Staged at Teatro Ariston in Sanremo, Liguria, Italy, Director of Photography (DOP) Mario Catapano was tasked with illuminating the latest edition of Sanremo Music Festival with a lighting rig which included over 400 Robe moving lights – a mix of T1 Profiles, Spiiders, LEDBeam 150s, Pointes and a six-way RoboSpot system – all supplied by Pesaro-based rental company Sound d-light.
Aside from being one of the Italy’s biggest and best-known song competitions, the event selected the country’s entry for the Eurovision Song Contest, organised and broadcast by RAI.
The contest comprised two main sections – one featuring 26 established artists, plus a ‘newcomers’ section of eight rising-star singers. The voting came from a mixture of sources including a judging panel, a large public tele / internet vote and by the musicians and singers of the Sanremo Festival Orchestra. It was the fifth time that Mario Catapano has lit the event, enlisted by TV Director, Stefano Vicario and Artistic Director, Amedeo ‘Amadeus’ Sebastiani.
Catapano’s starting point for the lighting was the elaborate set design imagined by Gaetano and Chiara Castelli which comprises six large shrinking perspective octagonal portals surrounding a central staircase with a large LED screen at the upstage end, opening out into a triangular-shaped stage with mirrored floor. The orchestra and band were spaced out on two podiums either side of the stage edge.
In this challenging year, the set was interpreted as a spacecraft, a sort of time travel machine and entranceway to a transportation vortex that could take everyone – performers and audience – on a journey into multiple other dimensions.
Catapano worked closely with the set designers and positioned lighting trusses in between the scenic portals, so light could come in from all angles around the staircase as well as in the traditional positions above and to the sides of the stage.
This gave the overall show looks massive depth and huge dynamic potential – whether it was a grand sweeping wide shot to an intimate moment with a performer lit by a single fixture. “It was a fantastic way to work, great visual synergy between lighting and scenic elements made for a very memorable result,” Catapano remarked.

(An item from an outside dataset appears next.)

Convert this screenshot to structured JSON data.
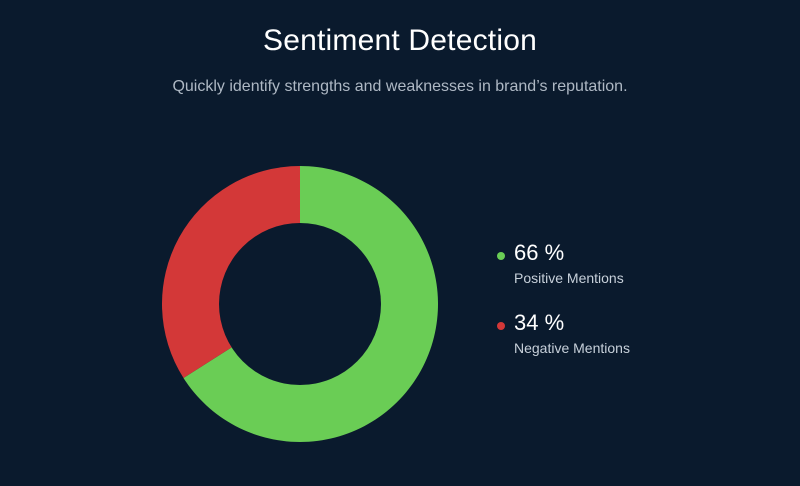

125 Robe LEDBeam 150 fixtures were chosen for their sharp beams and colour range. The units were rigged all over the trusses in between the set pieces and above the stage, with some on the floor – increasing the perspective illusion. “Their small size and huge power made them ideal for fitting into so many different places,” explained Catapano.
160 Pointes were dotted around the studio space, particularly at the back and along the sides in the ‘scenic’ trusses, for complimentary beam effects interacting with the LEDBeam 150s.The fixtures were picked for their versatility, efficiency and the compact dimensions which meant they could be ensconced within the set without interrupting the clean linear aesthetic of the set architecture.
60 Spiiders were used for washing the stage and staircase areas as well as the orchestra and band podiums, with 60 Robe T1 Profiles used for key lighting contestants, presenters, and musicians. Known for their great range of high-quality colour corrected whites and ability to produce perfect skin tones, they were also just what Catapano required. Six T1 Profiles were positioned at the back of the studio, and were running on the six RoboSpot remote systems, operated by RAI crew, all providing critical key light.
Two T1 Profiles running on RoboSpot remote follow spot systems were positioned on the left and right corners of the balcony, with two more T1 Profiles fixtures and RoboSpot BaseStations in the front centre of the same balcony. A further pair of RoboSpot BaseStations were onstage, each controlling one T1 Profile located back-centre in the roof rig used extensively for lighting and follow spotting in positions where it would not have been possible to rig traditionally operated follow spots.
In addition to Robe luminaires, 130 other lighting fixtures made up the lighting rig, which were controlled by two Compulite Vector Blue consoles operated by RAI’s Quintino Caci, Danilo Luongo and Adriano Barbanzolo. The Sound d-light crew comprised Diego Sacchi, Alessandro Agostinelli and Mirko Palanca.
Sound d-light Srl is owned and run by Luca Domenicucci, Lorenzo Antonelli and Paolo Marcuzzi, who started buying Robe products in 2014 after the manufacturer launched its famous BMFL high powered multi-functional fixture.
The company now stocks Robe BMFLs, T1s, LEDBeam 150s, Spiiders, SilverScans, Pointes and MegaPointes. “In the past few years, Robe has introduced the best and most innovative technologies,” said Domenicucci, adding that the “uniqueness” and engineering of each product ensures a long working life and ROI on the product. “The service from (Italian distributor) RM Multimedia is exceptional.”
All three company owners were extremely proud to be part of this historic edition of the Sanremo Music Festival, the ‘super final’ of which was won – against the odds – by Rome based four-piece rock group Måneskin, who received a staggering 53.5% of all the votes. The group rose to prominence after finishing as runners-up in the 2017 Italian X Factor and will represent Italy in Rotterdam on 22 May with their rousing anthem, “Zitti e buoni”.